Она стала прибираться в доме, все еще споря то ли с собой, то ли с кем-то невидимым: “Пусть кто-нибудь скажет, кто, кроме моего сына, имеет право на этот дом? Это дом его отца, – ворчала он, двигая столы, стулья, кровати, стараясь поставить все вещи на их привычные места, так, как они стояли всегда. – Никто из родственников не имеет на него права. И ты, Матрона, не имеешь. Если хочешь умереть, умирай, но дом своего сына не трогай. И отец его тут жил, и дед, и прадед, все его предки жили в этом доме, значит, и он должен жить здесь… Эх, Матрона, чтоб тебе провалиться, ты только о себе беспокоишься, о том, что люди скажут. Забыла, наверное, что твой сын вышел из этого дома”.

Она прибиралась в доме и, горячась, доказывала самой себе свою правоту.

“Почему мой сын не может жить в отцовом доме? – спрашивала она себя. – Почему он не должен жить со своими родичами и односельчанами? Врагов у него здесь нет. Единственный был, Егнат, и тот умер. Да если бы и живой был, кто бы его боялся? Это раньше страшней Егната никого не было. А сейчас, когда Доме вырос, что для него Егнат? Ничто, могильный холмик от него остался. А других bp`cnb у Доме здесь не было и нет. Откуда им взяться? Он никому ничего плохого не сделал. – Она хотела управиться как можно быстрей, но каждую вещь, прежде чем поставить на место, старалась подержать в руках, погладить, согревая и как бы возвращая к жизни, и каждая напоминала ей о чем-то – больше о печальном, чем о светлом, но это были прошлые печали; сердце уже освободилось от их груза и расправилось, готовое к радости, и Матрона сама не заметила, как перестала думать о том, к чему шла, готовилась в последние дни.

Здесь, в своем доме, среди своих вещей, привычных и дорогих ей, она снова захотела жить. Жить в своем селе, среди людей, которых она знала с тех пор, как помнит саму себя, будто до замужества ее и на свете не было, и все, что выпало на ее долю, довелось пережить ей именно здесь, в этом доме и в этом селе. Ей захотелось поговорить с сыном, рассказать о себе, открыться, и все, что разделяло их, как пропасть, вдруг сузилось, сравнялось, и сердце ее замерло на миг, сжалось в немыслимой надежде.

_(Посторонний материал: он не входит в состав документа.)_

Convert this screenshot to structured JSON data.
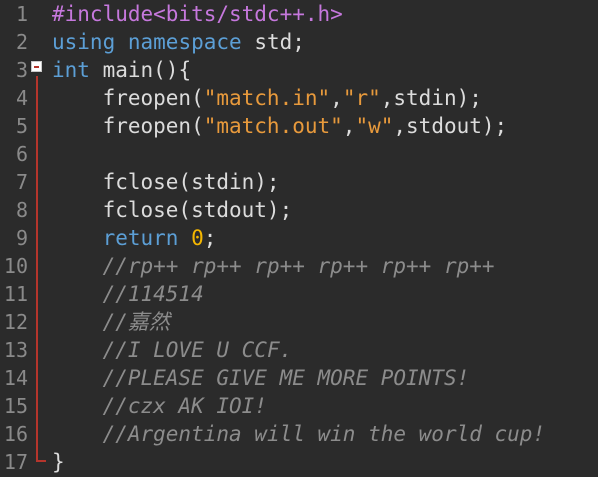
{
  "editor": {
    "line_numbers": [
      "1",
      "2",
      "3",
      "4",
      "5",
      "6",
      "7",
      "8",
      "9",
      "10",
      "11",
      "12",
      "13",
      "14",
      "15",
      "16",
      "17"
    ],
    "lines": [
      {
        "tokens": [
          {
            "t": "pre",
            "v": "#include<bits/stdc++.h>"
          }
        ]
      },
      {
        "tokens": [
          {
            "t": "kw",
            "v": "using"
          },
          {
            "t": "def",
            "v": " "
          },
          {
            "t": "kw",
            "v": "namespace"
          },
          {
            "t": "def",
            "v": " std;"
          }
        ]
      },
      {
        "tokens": [
          {
            "t": "kw",
            "v": "int"
          },
          {
            "t": "def",
            "v": " main(){"
          }
        ]
      },
      {
        "tokens": [
          {
            "t": "def",
            "v": "    freopen("
          },
          {
            "t": "str",
            "v": "\"match.in\""
          },
          {
            "t": "def",
            "v": ","
          },
          {
            "t": "str",
            "v": "\"r\""
          },
          {
            "t": "def",
            "v": ",stdin);"
          }
        ]
      },
      {
        "tokens": [
          {
            "t": "def",
            "v": "    freopen("
          },
          {
            "t": "str",
            "v": "\"match.out\""
          },
          {
            "t": "def",
            "v": ","
          },
          {
            "t": "str",
            "v": "\"w\""
          },
          {
            "t": "def",
            "v": ",stdout);"
          }
        ]
      },
      {
        "tokens": []
      },
      {
        "tokens": [
          {
            "t": "def",
            "v": "    fclose(stdin);"
          }
        ]
      },
      {
        "tokens": [
          {
            "t": "def",
            "v": "    fclose(stdout);"
          }
        ]
      },
      {
        "tokens": [
          {
            "t": "def",
            "v": "    "
          },
          {
            "t": "kw",
            "v": "return"
          },
          {
            "t": "def",
            "v": " "
          },
          {
            "t": "num",
            "v": "0"
          },
          {
            "t": "def",
            "v": ";"
          }
        ]
      },
      {
        "tokens": [
          {
            "t": "def",
            "v": "    "
          },
          {
            "t": "cmt",
            "v": "//rp++ rp++ rp++ rp++ rp++ rp++"
          }
        ]
      },
      {
        "tokens": [
          {
            "t": "def",
            "v": "    "
          },
          {
            "t": "cmt",
            "v": "//114514"
          }
        ]
      },
      {
        "tokens": [
          {
            "t": "def",
            "v": "    "
          },
          {
            "t": "cmt",
            "v": "//嘉然"
          }
        ]
      },
      {
        "tokens": [
          {
            "t": "def",
            "v": "    "
          },
          {
            "t": "cmt",
            "v": "//I LOVE U CCF."
          }
        ]
      },
      {
        "tokens": [
          {
            "t": "def",
            "v": "    "
          },
          {
            "t": "cmt",
            "v": "//PLEASE GIVE ME MORE POINTS!"
          }
        ]
      },
      {
        "tokens": [
          {
            "t": "def",
            "v": "    "
          },
          {
            "t": "cmt",
            "v": "//czx AK IOI!"
          }
        ]
      },
      {
        "tokens": [
          {
            "t": "def",
            "v": "    "
          },
          {
            "t": "cmt",
            "v": "//Argentina will win the world cup!"
          }
        ]
      },
      {
        "tokens": [
          {
            "t": "def",
            "v": "}"
          }
        ]
      }
    ]
  },
  "colors": {
    "background": "#2b2b2b",
    "preprocessor": "#c678dd",
    "keyword": "#5c9fd6",
    "string": "#e89a3c",
    "number": "#f5b700",
    "comment": "#8c8c8c",
    "fold_marker": "#b5352c"
  },
  "icons": {
    "fold": "fold-collapse-icon"
  }
}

Закончив уборку и выйдя из дома, она не стала запирать дверь. Ей не хотелось, чтобы поднявшись на крыльцо, сын увидел перед собой замок.

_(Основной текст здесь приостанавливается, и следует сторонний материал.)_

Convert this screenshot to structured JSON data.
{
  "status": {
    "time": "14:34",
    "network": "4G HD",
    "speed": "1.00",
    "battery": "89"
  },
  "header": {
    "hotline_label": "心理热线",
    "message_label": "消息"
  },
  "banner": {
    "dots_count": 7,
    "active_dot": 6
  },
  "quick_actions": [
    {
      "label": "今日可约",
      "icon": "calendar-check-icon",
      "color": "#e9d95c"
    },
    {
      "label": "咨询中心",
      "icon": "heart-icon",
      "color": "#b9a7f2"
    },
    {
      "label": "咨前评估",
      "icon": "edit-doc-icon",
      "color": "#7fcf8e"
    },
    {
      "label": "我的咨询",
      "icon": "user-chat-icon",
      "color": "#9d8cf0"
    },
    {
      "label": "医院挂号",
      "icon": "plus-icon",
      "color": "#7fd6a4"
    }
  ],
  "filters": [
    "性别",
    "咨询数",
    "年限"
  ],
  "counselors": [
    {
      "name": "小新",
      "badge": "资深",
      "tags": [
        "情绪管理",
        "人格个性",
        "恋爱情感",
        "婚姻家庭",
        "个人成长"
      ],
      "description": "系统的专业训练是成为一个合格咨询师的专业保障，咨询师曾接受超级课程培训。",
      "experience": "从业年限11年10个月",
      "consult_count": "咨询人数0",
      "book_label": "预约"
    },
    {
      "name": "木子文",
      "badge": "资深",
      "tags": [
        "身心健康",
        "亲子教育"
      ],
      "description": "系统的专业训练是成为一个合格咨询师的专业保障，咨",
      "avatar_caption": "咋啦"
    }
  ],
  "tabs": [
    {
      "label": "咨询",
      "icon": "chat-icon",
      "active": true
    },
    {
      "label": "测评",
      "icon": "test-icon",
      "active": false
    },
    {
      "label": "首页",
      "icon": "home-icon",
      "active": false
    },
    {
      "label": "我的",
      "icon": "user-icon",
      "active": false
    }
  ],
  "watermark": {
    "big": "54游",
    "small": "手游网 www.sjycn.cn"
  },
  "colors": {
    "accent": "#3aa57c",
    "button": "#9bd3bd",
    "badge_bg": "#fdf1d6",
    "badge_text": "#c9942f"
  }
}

Вернувшись на похороны, она стала искать Доме и его жену. Она надеялась: вдруг сын почувствовал, понял, что находится в родном селе, догадался, что Матрона – его мать.

Мысль, с которой она приехала сюда, не забылась, нет, скорее как бы ушла в сторону, вытесненная происходящим, но все же напоминая о себе время от времени, и Матрона не гнала ее, но и не хотела уйти из жизни просто так, не открывшись сыну, оставив его в неведении. Теперь она не боялась людских языков. После того радушия, с каким ее встретили односельчане, ей не хотелось верить, что они вытащат из прошлого, взвалят на Доме ее позор; она распрямилась, чувствуя, как печаль уходит из сердца, и ей снова захотелось жить.

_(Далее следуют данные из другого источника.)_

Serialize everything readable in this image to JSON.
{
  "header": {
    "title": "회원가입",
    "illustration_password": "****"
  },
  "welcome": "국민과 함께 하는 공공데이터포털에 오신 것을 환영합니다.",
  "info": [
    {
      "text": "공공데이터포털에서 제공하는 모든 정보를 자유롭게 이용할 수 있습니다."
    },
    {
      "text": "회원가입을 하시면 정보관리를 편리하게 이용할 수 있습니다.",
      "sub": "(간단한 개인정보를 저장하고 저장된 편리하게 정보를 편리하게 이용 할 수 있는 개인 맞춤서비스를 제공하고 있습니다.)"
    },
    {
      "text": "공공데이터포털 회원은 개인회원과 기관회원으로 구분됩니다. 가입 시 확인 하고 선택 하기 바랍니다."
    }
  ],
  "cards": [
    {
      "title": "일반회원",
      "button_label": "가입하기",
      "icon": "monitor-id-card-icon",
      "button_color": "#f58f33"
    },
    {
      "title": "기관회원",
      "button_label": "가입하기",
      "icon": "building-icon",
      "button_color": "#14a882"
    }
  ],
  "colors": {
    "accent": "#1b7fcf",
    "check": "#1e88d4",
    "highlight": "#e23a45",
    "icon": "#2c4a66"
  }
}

Было и другое, и она не понимала этого, вернее, не признавалась себе, но смерть уже не казалась ей простой обыденностью. Стоя рядом с цинковым гробом, она испугалась вдруг, и неожиданно для себя стала думать о смерти, как о беде, о наивысшей человеческой беде. Любую другую можно преодолеть, как бы трудно тебе не пришлось, можно выстоять, пережить, забыть, в конце концов… А смерть?

Это беда бед, их начало и конец.

Матрона не впервые присутствовала на похоронах, в селе умирали и раньше, но это был первый случай, когда она примерила смерть на себя и отстранилась поспешно, словно ощутив холод небытия, и поняла вдруг, что все ее страхи и опасения – мелочь рядом с бедой, которая раз и навсегда перечеркивает все, чем жив человек. Теперь она торопилась, думая только об одном: может быть, за время ее отсутствия, слушая людские пересуды, Доме начал догадываться о том, чего сама она не решалась ему сказать. Она спешила, стараясь высмотреть его в толпе и понимая, что настроение ее может измениться в любую минуту, для этого не так уж много надо – чей-то косой взгляд, брошенное кем-то недоброе слово, и все, конец, и, преодолев страх, она снова вернется к той мысли, с которой приехала сюда.